D owed L a debt. L ceded this debt to M, but had to guarantee that D will come and pay.(710)

(M657) Solidarity is in some cases a form of guarantee. Thus two men D and E owe a debt to L. Each is taken as guarantee for the other that they will pay.(711) This is one of the commonest forms of guarantee. The debt could then be recovered in its entirety from either.

(M658) An example of a guarantee against theft is also found.(712)
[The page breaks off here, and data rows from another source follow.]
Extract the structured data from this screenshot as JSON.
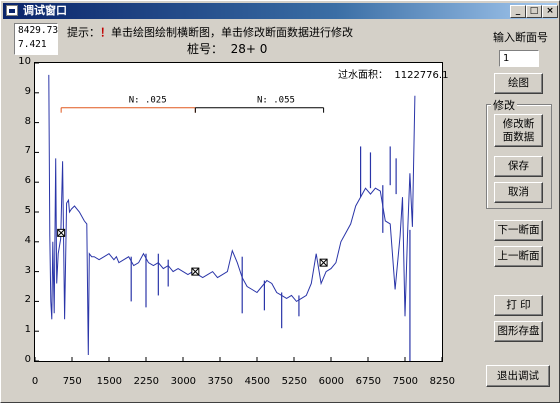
{
  "window": {
    "title": "调试窗口",
    "controls": {
      "minimize": "_",
      "maximize": "□",
      "close": "×"
    }
  },
  "coords": {
    "x": "8429.73",
    "y": "7.421"
  },
  "hint": {
    "prefix": "提示：",
    "mark": "！",
    "text": "单击绘图绘制横断图，单击修改断面数据进行修改"
  },
  "station": {
    "label": "桩号：",
    "value": "28+ 0"
  },
  "area": {
    "label": "过水面积：",
    "value": "1122776.1"
  },
  "roughness": [
    {
      "label": "N: .025",
      "color": "#e0581f"
    },
    {
      "label": "N: .055",
      "color": "#000000"
    }
  ],
  "sidebar": {
    "section_input_label": "输入断面号",
    "section_input_value": "1",
    "draw_button": "绘图",
    "modify_group_title": "修改",
    "modify_button": "修改断面数据",
    "save_button": "保存",
    "cancel_button": "取消",
    "next_button": "下一断面",
    "prev_button": "上一断面",
    "print_button": "打 印",
    "save_image_button": "图形存盘",
    "exit_button": "退出调试"
  },
  "chart_data": {
    "type": "line",
    "title": "",
    "xlabel": "",
    "ylabel": "",
    "xlim": [
      0,
      8250
    ],
    "ylim": [
      0,
      10
    ],
    "x_ticks": [
      "0",
      "750",
      "1500",
      "2250",
      "3000",
      "3750",
      "4500",
      "5250",
      "6000",
      "6750",
      "7500",
      "8250"
    ],
    "y_ticks": [
      "0",
      "1",
      "2",
      "3",
      "4",
      "5",
      "6",
      "7",
      "8",
      "9",
      "10"
    ],
    "grid": false,
    "series": [
      {
        "color": "#2a35a8",
        "x": [
          280,
          300,
          320,
          340,
          360,
          390,
          420,
          440,
          470,
          520,
          560,
          600,
          640,
          680,
          700,
          740,
          800,
          900,
          1000,
          1050,
          1080,
          1100,
          1150,
          1200,
          1300,
          1400,
          1500,
          1600,
          1650,
          1700,
          1800,
          1900,
          2000,
          2100,
          2200,
          2300,
          2400,
          2500,
          2600,
          2700,
          2800,
          2900,
          3000,
          3100,
          3200,
          3300,
          3400,
          3500,
          3600,
          3700,
          3800,
          3900,
          4000,
          4100,
          4200,
          4300,
          4400,
          4500,
          4600,
          4700,
          4800,
          4900,
          5000,
          5100,
          5200,
          5300,
          5400,
          5500,
          5600,
          5700,
          5800,
          5900,
          6000,
          6100,
          6200,
          6300,
          6400,
          6500,
          6600,
          6700,
          6800,
          6900,
          7000,
          7100,
          7200,
          7300,
          7400,
          7450,
          7500,
          7550,
          7600,
          7650,
          7700
        ],
        "y": [
          9.6,
          4.2,
          2.0,
          1.4,
          4.0,
          1.6,
          6.8,
          2.6,
          3.6,
          4.1,
          6.7,
          1.4,
          5.3,
          5.4,
          5.0,
          5.1,
          5.2,
          5.0,
          4.7,
          4.6,
          0.2,
          3.6,
          3.5,
          3.5,
          3.4,
          3.5,
          3.6,
          3.4,
          3.5,
          3.3,
          3.4,
          3.5,
          3.2,
          3.3,
          3.6,
          3.3,
          3.2,
          3.3,
          3.1,
          3.2,
          3.0,
          3.1,
          3.0,
          2.9,
          3.0,
          2.9,
          2.8,
          2.9,
          3.0,
          2.8,
          2.9,
          3.0,
          3.7,
          3.3,
          2.8,
          2.5,
          2.4,
          2.3,
          2.5,
          2.7,
          2.6,
          2.3,
          2.2,
          2.1,
          2.2,
          2.0,
          2.1,
          2.2,
          2.6,
          3.6,
          2.6,
          3.0,
          3.1,
          3.3,
          4.0,
          4.3,
          4.6,
          5.2,
          5.5,
          5.8,
          5.6,
          5.8,
          5.7,
          4.7,
          4.6,
          2.4,
          4.2,
          5.5,
          1.5,
          4.2,
          6.3,
          4.5,
          8.9
        ]
      }
    ],
    "spikes": [
      {
        "x": 1950,
        "y": [
          3.5,
          2.0
        ]
      },
      {
        "x": 2250,
        "y": [
          3.6,
          1.8
        ]
      },
      {
        "x": 2500,
        "y": [
          3.6,
          2.2
        ]
      },
      {
        "x": 2700,
        "y": [
          3.4,
          2.5
        ]
      },
      {
        "x": 4200,
        "y": [
          3.5,
          1.6
        ]
      },
      {
        "x": 4650,
        "y": [
          2.7,
          1.7
        ]
      },
      {
        "x": 5000,
        "y": [
          2.3,
          1.1
        ]
      },
      {
        "x": 5350,
        "y": [
          2.2,
          1.5
        ]
      },
      {
        "x": 6600,
        "y": [
          5.5,
          7.2
        ]
      },
      {
        "x": 6800,
        "y": [
          5.8,
          7.0
        ]
      },
      {
        "x": 7050,
        "y": [
          5.9,
          4.3
        ]
      },
      {
        "x": 7200,
        "y": [
          5.9,
          7.2
        ]
      },
      {
        "x": 7320,
        "y": [
          5.6,
          6.8
        ]
      },
      {
        "x": 7600,
        "y": [
          4.4,
          -0.5
        ]
      }
    ],
    "markers": [
      {
        "x": 530,
        "y": 4.3
      },
      {
        "x": 3250,
        "y": 3.0
      },
      {
        "x": 5850,
        "y": 3.3
      }
    ],
    "roughness_segments": [
      {
        "x_start": 530,
        "x_end": 3250,
        "y": 8.5,
        "label_x": 1900
      },
      {
        "x_start": 3250,
        "x_end": 5850,
        "y": 8.5,
        "label_x": 4500
      }
    ]
  }
}
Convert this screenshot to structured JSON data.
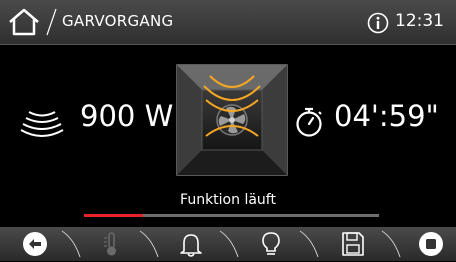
{
  "header": {
    "title": "GARVORGANG",
    "time": "12:31"
  },
  "main": {
    "power": "900 W",
    "timer": "04':59\"",
    "status": "Funktion läuft",
    "progress_percent": 20
  },
  "colors": {
    "accent": "#e8232a",
    "oven_ring": "#f5a623"
  },
  "icons": [
    "home-icon",
    "info-icon",
    "microwave-power-icon",
    "oven-fan-icon",
    "stopwatch-icon",
    "back-icon",
    "thermometer-icon",
    "bell-icon",
    "lightbulb-icon",
    "save-icon",
    "stop-icon"
  ]
}
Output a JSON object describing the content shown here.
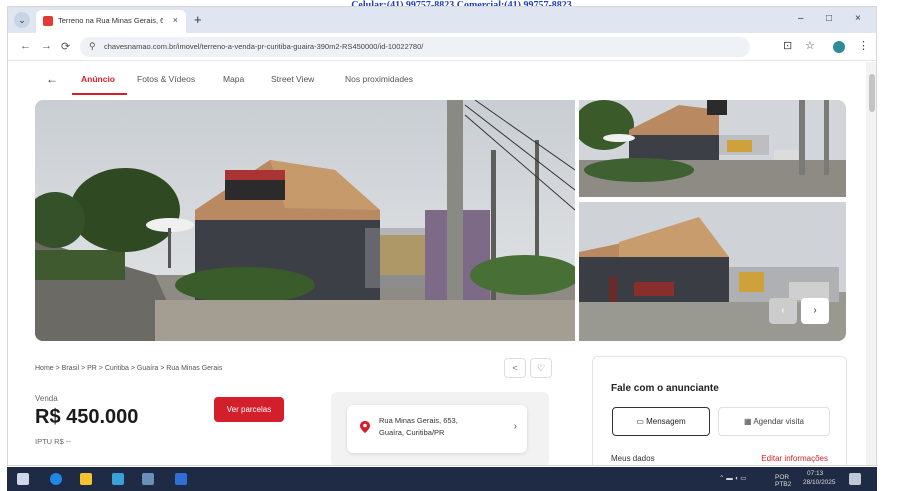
{
  "top_strip": {
    "text": "Celular:(41) 99757-8823  Comercial:(41) 99757-8823"
  },
  "browser": {
    "tab_title": "Terreno na Rua Minas Gerais, 6...",
    "tab_close": "×",
    "new_tab": "+",
    "url": "chavesnamao.com.br/imovel/terreno-a-venda-pr-curitiba-guaira-390m2-RS450000/id-10022780/",
    "window_controls": [
      "–",
      "□",
      "×"
    ],
    "nav": {
      "back": "←",
      "forward": "→",
      "reload": "⟳"
    }
  },
  "subnav": {
    "back_arrow": "←",
    "items": [
      "Anúncio",
      "Fotos & Vídeos",
      "Mapa",
      "Street View",
      "Nos proximidades"
    ]
  },
  "gallery": {
    "prev": "‹",
    "next": "›"
  },
  "breadcrumb": "Home  >  Brasil  >  PR  >  Curitiba  >  Guaíra  >  Rua Minas Gerais",
  "listing": {
    "sale_label": "Venda",
    "price": "R$ 450.000",
    "iptu": "IPTU R$ --",
    "installments_button": "Ver parcelas"
  },
  "address": {
    "line1": "Rua Minas Gerais, 653,",
    "line2": "Guaíra, Curitiba/PR",
    "chevron": "›"
  },
  "contact": {
    "title": "Fale com o anunciante",
    "message_button": "Mensagem",
    "visit_button": "Agendar visita",
    "my_data": "Meus dados",
    "edit_info": "Editar informações"
  },
  "icons": {
    "share": "share-icon",
    "favorite": "heart-icon",
    "location": "map-pin-icon"
  },
  "colors": {
    "accent": "#d21f2b",
    "tab_bar": "#dfe6f2",
    "taskbar": "#1f2a44"
  },
  "taskbar": {
    "tray_lang": "POR PTB2",
    "time": "07:13",
    "date": "28/10/2025"
  }
}
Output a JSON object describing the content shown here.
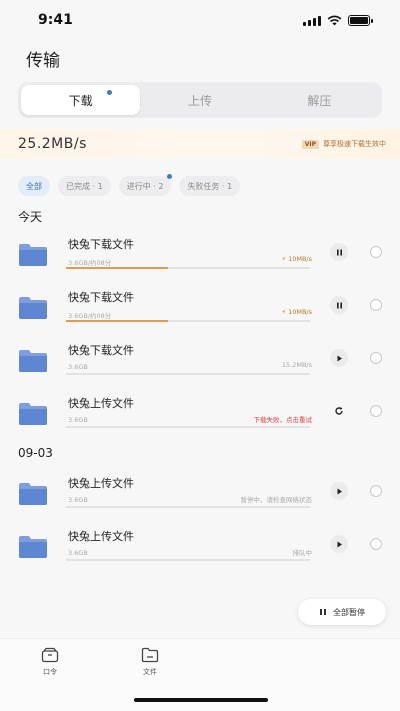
{
  "status_bar": {
    "time": "9:41",
    "signal_icon": "signal-icon",
    "wifi_icon": "wifi-icon",
    "battery_icon": "battery-icon"
  },
  "page": {
    "title": "传输"
  },
  "tabs": [
    {
      "label": "下载",
      "active": true,
      "has_dot": true
    },
    {
      "label": "上传",
      "active": false,
      "has_dot": false
    },
    {
      "label": "解压",
      "active": false,
      "has_dot": false
    }
  ],
  "speed_bar": {
    "speed": "25.2MB/s",
    "vip_badge": "VIP",
    "vip_text": "尊享极速下载生效中"
  },
  "filters": [
    {
      "label": "全部",
      "active": true,
      "has_dot": false
    },
    {
      "label": "已完成 · 1",
      "active": false,
      "has_dot": false
    },
    {
      "label": "进行中 · 2",
      "active": false,
      "has_dot": true
    },
    {
      "label": "失败任务 · 1",
      "active": false,
      "has_dot": false
    }
  ],
  "sections": {
    "today": "今天",
    "earlier": "09-03"
  },
  "files": [
    {
      "name": "快兔下载文件",
      "size": "3.6GB/约08分",
      "status": "10MB/s",
      "status_type": "speed",
      "progress": 0.42,
      "action_icon": "pause-icon"
    },
    {
      "name": "快兔下载文件",
      "size": "3.6GB/约08分",
      "status": "10MB/s",
      "status_type": "speed",
      "progress": 0.42,
      "action_icon": "pause-icon"
    },
    {
      "name": "快兔下载文件",
      "size": "3.6GB",
      "status": "15.2MB/s",
      "status_type": "normal",
      "progress": 0,
      "action_icon": "play-icon"
    },
    {
      "name": "快兔上传文件",
      "size": "3.6GB",
      "status": "下载失败，点击重试",
      "status_type": "error",
      "progress": 0,
      "action_icon": "retry-icon"
    },
    {
      "name": "快兔上传文件",
      "size": "3.6GB",
      "status": "暂停中，请检查网络状态",
      "status_type": "normal",
      "progress": 0,
      "action_icon": "play-icon"
    },
    {
      "name": "快兔上传文件",
      "size": "3.6GB",
      "status": "排队中",
      "status_type": "normal",
      "progress": 0,
      "action_icon": "play-icon"
    }
  ],
  "pause_all": {
    "label": "全部暂停",
    "icon": "pause-icon"
  },
  "bottom_nav": [
    {
      "label": "口令",
      "icon": "box-icon"
    },
    {
      "label": "文件",
      "icon": "folder-outline-icon"
    }
  ],
  "colors": {
    "accent": "#3a7bd5",
    "progress": "#e39a4a",
    "error": "#e0433b",
    "vip": "#b07030"
  }
}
(M659) A warrant against defects in a slave is very common. The seller warrants that if the slave prove to have certain undisclosed defects, vices, or liabilities, which would detract from his value to the buyer, the seller will indemnify the buyer. This indemnification seems to be effected by a return of the purchase-money and accepting the slave back. But, in some cases, the seller returned part of the purchase-money according to a fixed scale of allowances. In the sale of an estate, the seller guarantees that he will indemnify the buyer in case of any defect of title to sell, or any lien upon the estate.

(M660) Very common at all times was a personal guarantee not to dispute the compact entered into. In fact, this may always be said to be assumed. The oaths by which parties swore to observe the terms of the compact are a form of this guarantee. The penalties, so prominent in Assyrian times, are voluntary undertakings to forfeit stated sums, if found attempting to go behind the contract.